Un secondo obiettivo chiave per il prossimo ciclo istituzionale deve essere la riduzione dell’onere normativo che attualmente grava pesantemente sulle imprese europee, in particolare sulle Pmi. Tale onere è aumentato significativamente dal 2017 al 2022, con il legislatore europeo che ha prodotto un totale di 850 nuovi obblighi normativi rivolti alle imprese, pari a oltre 5mila pagine di legislazione, secondo i dati elaborati dal Medef, l’associazione industriale francese.
Dal 2024 al 2029 sarà cruciale invertire questa tendenza e ridurre gli ostacoli normativi agli investimenti, alla produzione e alla commercializzazione dell’innovazione in Europa. Ciò deve essere accompagnato dalla sospensione di revisioni non necessarie delle norme Ue esistenti e dalla piena applicazione dei controlli di competitività su tutte le nuove norme, ossia dei controlli che accertano che una nuova legge non abbia ripercussioni negative impreviste sull’attività economica delle imprese.
Infine, è imperativo che il Green Deal sia affiancato da una forte strategia industriale europea, che risolva i problemi strutturali come l’alto costo dell’energia in Europa e le complesse e lunghe procedure di autorizzazione che spesso bloccano gli investimenti nei settori strategici.

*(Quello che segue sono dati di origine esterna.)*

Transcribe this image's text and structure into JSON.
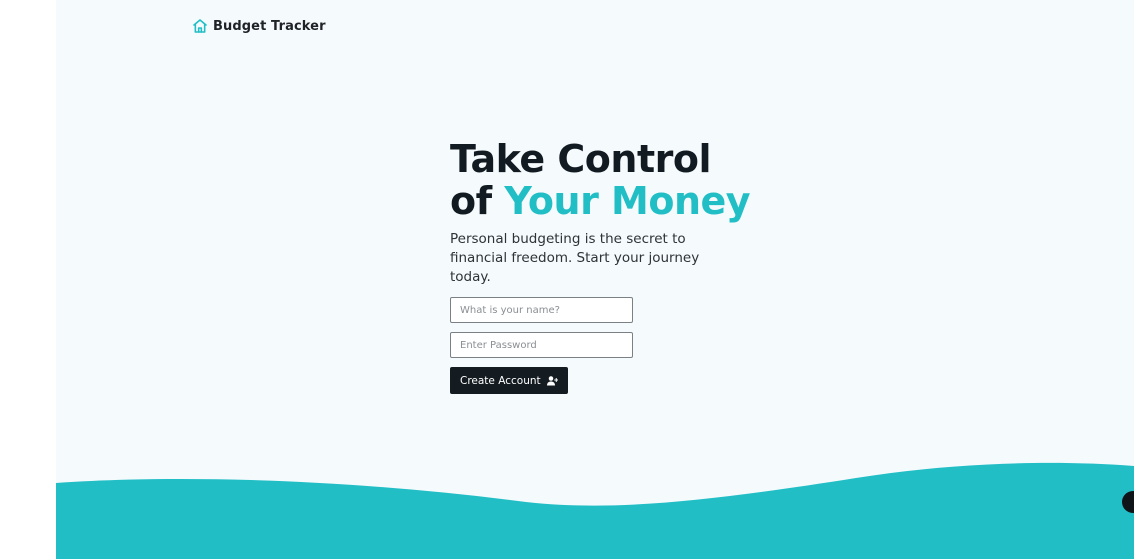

Il Net Zero Industry Act ha rappresentato un passo in avanti nella giusta direzione, ma vanno facilitati gli investimenti in una gamma più ampia di settori, perché la decarbonizzazione della nostra economia richiederà investimenti trasformativi da parte di tutti i settori e delle loro catene del valore.
In tal senso, facilitare l’accesso delle imprese ai finanziamenti rappresenta un altro fattore essenziale per migliorare le condizioni per gli investimenti. Gli aiuti di Stato possono essere giustificati per sostenere le imprese nella loro transizione ambientale e tecnologica, la costruzione delle nuove infrastrutture e lo stimolo all’innovazione tecnologica. Tuttavia, queste misure devono essere ben mirate, limitate nel tempo e attentamente monitorate per evitare distorsioni della concorrenza, e soprattutto non possono sostituirsi alla necessità di mobilitare risorse finanziare in maniera più organica e strutturata per le imprese che decidono di investire.
Queste sono solo alcune tra le azioni più urgenti che serviranno a dare nuovo impulso all’economia europea. BusinessEurope, l’associazione dell’industria europea di cui Confindustria è membro fondatore, ha raccolto queste e altre raccomandazioni in un messaggio rivolto a tutti i partiti politici in vista delle elezioni.
Tali azioni saranno cruciali per mantenere la leadership mondiale dell’Unione Europea, una posizione che nasce e che si è mantenuta nel tempo grazie alla capacità di noi europei di coniugare sviluppo economico, sociale e ora anche ambientale in maniera tale da garantire un vantaggio competitivo alle nostre imprese.